FIRST and NI Announce New Robot Controller: Smaller, Faster, Super Rugged

National Instruments will provide FIRST teams with a brand new, and much more powerful, control system for their robots

2 min read

Erico Guizzo is IEEE Spectrum's Digital Innovation Director.

Students view next-generation embedded robotics control platform.

FIRST, the popular robotics competition created by Dean Kamen to foster science and engineering, is known to attract thousands of high school students who organize into teams to build robots that can drive around autonomously and shoot balls and discs to score points. Now the teams are getting a new controller that will let them design robots that are even faster, smarter, and stronger.

This morning at the FIRST Championship in St. Louis, FIRST (For Inspiration and Recognition of Science and Technology) and National Instruments announced a next-generation embedded robotics control platform. Codenamed Athena, the new controller is set to replace the current system, NI’s CompactRIO, in the 2015 season of the FIRST Robotics Competition (FRC).

Full technical specs are still under wraps. NI plans to unveil Athena at NI Week on 5-8 August, in Austin. But we spoke with Ray Hsu, manager of K-12 and academic partners programs for NI, to get some more details. Hsu says the new controller is not just an updated CompactRIO; it’s a new design, still based on the NI RIO architecture, but smaller, faster, and less expensive.

And, Hsu, adds, it’s also “super rugged.” That’s because one thing NI learned watching the FIRST teams using its controller is that, as Hsu puts, “Kids will do anything to it.” The controller gets dropped onto the hard floor; tiny metal shavings get into its modules; some teams have even left it in the rain.
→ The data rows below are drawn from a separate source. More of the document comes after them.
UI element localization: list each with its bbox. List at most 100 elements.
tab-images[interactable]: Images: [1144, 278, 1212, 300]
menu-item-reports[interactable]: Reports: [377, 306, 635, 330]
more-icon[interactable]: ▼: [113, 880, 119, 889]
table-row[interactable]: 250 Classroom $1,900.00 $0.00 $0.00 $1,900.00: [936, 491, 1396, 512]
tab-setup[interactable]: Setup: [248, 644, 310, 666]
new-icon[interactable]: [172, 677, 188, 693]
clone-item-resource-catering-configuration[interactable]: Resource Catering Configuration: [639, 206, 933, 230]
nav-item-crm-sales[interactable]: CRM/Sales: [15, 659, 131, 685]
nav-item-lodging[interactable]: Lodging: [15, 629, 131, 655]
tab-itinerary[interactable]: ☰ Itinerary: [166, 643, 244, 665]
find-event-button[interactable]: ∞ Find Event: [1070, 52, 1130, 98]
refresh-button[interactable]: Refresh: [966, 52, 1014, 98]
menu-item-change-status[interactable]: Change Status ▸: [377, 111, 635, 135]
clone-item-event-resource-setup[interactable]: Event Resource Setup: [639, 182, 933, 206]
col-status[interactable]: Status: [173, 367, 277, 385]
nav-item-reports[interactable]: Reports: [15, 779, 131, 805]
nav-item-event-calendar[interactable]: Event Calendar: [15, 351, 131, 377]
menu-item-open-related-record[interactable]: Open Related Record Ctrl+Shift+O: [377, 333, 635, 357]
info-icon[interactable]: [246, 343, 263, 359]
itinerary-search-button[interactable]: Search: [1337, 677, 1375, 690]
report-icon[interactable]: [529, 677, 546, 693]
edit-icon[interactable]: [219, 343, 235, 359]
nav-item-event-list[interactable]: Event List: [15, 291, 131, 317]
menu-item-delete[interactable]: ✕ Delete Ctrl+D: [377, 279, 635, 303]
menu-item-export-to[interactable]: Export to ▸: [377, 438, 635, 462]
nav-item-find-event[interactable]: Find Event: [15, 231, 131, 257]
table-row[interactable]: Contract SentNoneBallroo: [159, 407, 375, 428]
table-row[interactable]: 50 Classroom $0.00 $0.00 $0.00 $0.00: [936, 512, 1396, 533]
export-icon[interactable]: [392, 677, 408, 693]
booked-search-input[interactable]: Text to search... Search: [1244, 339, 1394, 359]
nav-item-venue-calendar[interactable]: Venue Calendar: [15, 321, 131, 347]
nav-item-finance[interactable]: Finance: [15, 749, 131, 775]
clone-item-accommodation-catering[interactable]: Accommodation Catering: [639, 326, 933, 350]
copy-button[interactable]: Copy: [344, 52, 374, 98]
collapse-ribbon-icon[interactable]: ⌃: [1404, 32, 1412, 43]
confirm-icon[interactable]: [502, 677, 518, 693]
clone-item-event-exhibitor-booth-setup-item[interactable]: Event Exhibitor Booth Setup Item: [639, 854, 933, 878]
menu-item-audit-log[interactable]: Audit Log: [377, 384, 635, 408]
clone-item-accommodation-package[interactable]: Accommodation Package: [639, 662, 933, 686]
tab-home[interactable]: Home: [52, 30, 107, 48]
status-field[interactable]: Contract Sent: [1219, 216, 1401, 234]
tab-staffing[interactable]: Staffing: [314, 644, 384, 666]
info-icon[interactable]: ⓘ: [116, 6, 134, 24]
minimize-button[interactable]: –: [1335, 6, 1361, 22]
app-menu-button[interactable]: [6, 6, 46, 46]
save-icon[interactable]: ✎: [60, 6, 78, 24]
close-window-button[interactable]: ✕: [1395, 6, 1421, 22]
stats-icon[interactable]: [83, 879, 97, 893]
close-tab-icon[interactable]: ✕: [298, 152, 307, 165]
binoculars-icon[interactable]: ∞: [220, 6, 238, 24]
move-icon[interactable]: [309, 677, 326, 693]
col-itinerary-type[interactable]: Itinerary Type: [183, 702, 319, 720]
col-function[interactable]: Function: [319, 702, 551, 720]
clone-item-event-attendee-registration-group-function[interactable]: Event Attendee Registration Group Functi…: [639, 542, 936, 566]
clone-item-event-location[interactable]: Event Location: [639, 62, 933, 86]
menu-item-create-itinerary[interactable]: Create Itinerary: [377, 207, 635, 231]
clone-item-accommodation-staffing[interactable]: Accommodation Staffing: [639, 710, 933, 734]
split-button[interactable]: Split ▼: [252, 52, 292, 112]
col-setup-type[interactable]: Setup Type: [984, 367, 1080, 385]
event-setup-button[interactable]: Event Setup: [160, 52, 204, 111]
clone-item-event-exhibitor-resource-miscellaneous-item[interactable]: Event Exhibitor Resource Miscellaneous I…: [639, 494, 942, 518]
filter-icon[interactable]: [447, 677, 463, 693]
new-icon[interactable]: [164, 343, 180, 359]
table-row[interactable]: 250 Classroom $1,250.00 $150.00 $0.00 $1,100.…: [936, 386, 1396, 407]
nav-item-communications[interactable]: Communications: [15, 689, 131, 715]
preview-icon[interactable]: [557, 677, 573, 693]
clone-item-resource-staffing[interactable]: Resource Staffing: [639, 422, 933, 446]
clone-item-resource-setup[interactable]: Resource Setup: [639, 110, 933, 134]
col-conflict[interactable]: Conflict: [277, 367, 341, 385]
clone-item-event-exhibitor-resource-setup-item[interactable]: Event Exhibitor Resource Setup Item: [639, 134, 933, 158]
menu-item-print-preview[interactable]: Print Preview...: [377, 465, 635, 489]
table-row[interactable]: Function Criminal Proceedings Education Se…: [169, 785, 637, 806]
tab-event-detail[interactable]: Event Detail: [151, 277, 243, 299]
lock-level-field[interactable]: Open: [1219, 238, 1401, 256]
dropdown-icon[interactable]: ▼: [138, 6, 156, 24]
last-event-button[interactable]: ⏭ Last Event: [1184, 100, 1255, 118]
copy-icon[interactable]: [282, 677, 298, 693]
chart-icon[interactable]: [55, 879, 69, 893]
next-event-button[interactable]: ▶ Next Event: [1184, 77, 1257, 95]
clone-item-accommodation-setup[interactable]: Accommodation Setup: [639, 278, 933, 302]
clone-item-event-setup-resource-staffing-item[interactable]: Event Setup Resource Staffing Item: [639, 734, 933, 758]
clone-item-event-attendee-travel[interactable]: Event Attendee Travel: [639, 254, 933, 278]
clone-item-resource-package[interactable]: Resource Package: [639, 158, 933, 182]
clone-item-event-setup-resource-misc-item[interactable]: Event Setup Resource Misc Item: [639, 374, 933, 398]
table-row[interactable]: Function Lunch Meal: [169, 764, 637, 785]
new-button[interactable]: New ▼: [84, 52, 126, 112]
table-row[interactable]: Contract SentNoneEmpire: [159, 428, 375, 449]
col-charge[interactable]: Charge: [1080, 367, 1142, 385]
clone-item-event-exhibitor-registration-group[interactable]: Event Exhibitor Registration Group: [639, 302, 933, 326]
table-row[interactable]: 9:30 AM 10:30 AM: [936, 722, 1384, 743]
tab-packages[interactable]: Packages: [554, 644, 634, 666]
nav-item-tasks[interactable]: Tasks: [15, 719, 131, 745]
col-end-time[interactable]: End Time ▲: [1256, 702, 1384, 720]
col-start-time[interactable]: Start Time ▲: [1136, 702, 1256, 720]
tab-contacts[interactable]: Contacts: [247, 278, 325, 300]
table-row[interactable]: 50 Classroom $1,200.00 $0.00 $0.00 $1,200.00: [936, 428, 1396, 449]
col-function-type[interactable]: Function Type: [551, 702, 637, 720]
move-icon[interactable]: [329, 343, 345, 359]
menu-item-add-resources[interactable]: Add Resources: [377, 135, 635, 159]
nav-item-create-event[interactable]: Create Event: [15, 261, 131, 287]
Athena is designed to better handle this abuse.

the CompactRIO controller

FIRST teams have been using the CompactRIO controller [pictured right] since 2009. A modified version was introduced in 2011. But last year, FIRST, based in Manchester, N.H., announced an open request for proposals for a new controller. The RFP included a host of requirements, based on four years of experience with the existing hardware and feedback from students and mentors. Several vendors submitted proposals, and in the end FIRST decided to stick with NI.

Another Athena improvement is making the system even easier to use. “We wanted to simplify things for rookie teams, to let them get a working robot very, very quickly,” Hsu says. At the same time, however, experienced teams want a more advanced, not a simplified, device. So NI had to make the system modular and expandable. In terms of software, teams will still be able to use LabVIEW, NI’s graphical system design software, to program their robot behaviors. Athena will also support C++ and Java.

As part of its partnership with FIRST, NI will donate the controller and LabVIEW for all existing and new FRC teams. FIRST and NI will start testing Athena next year in preparation to the 2015 season. What will those smart kids be able to do with an even faster, better controller? I guess the real question is, Is there anything they will not be able to do?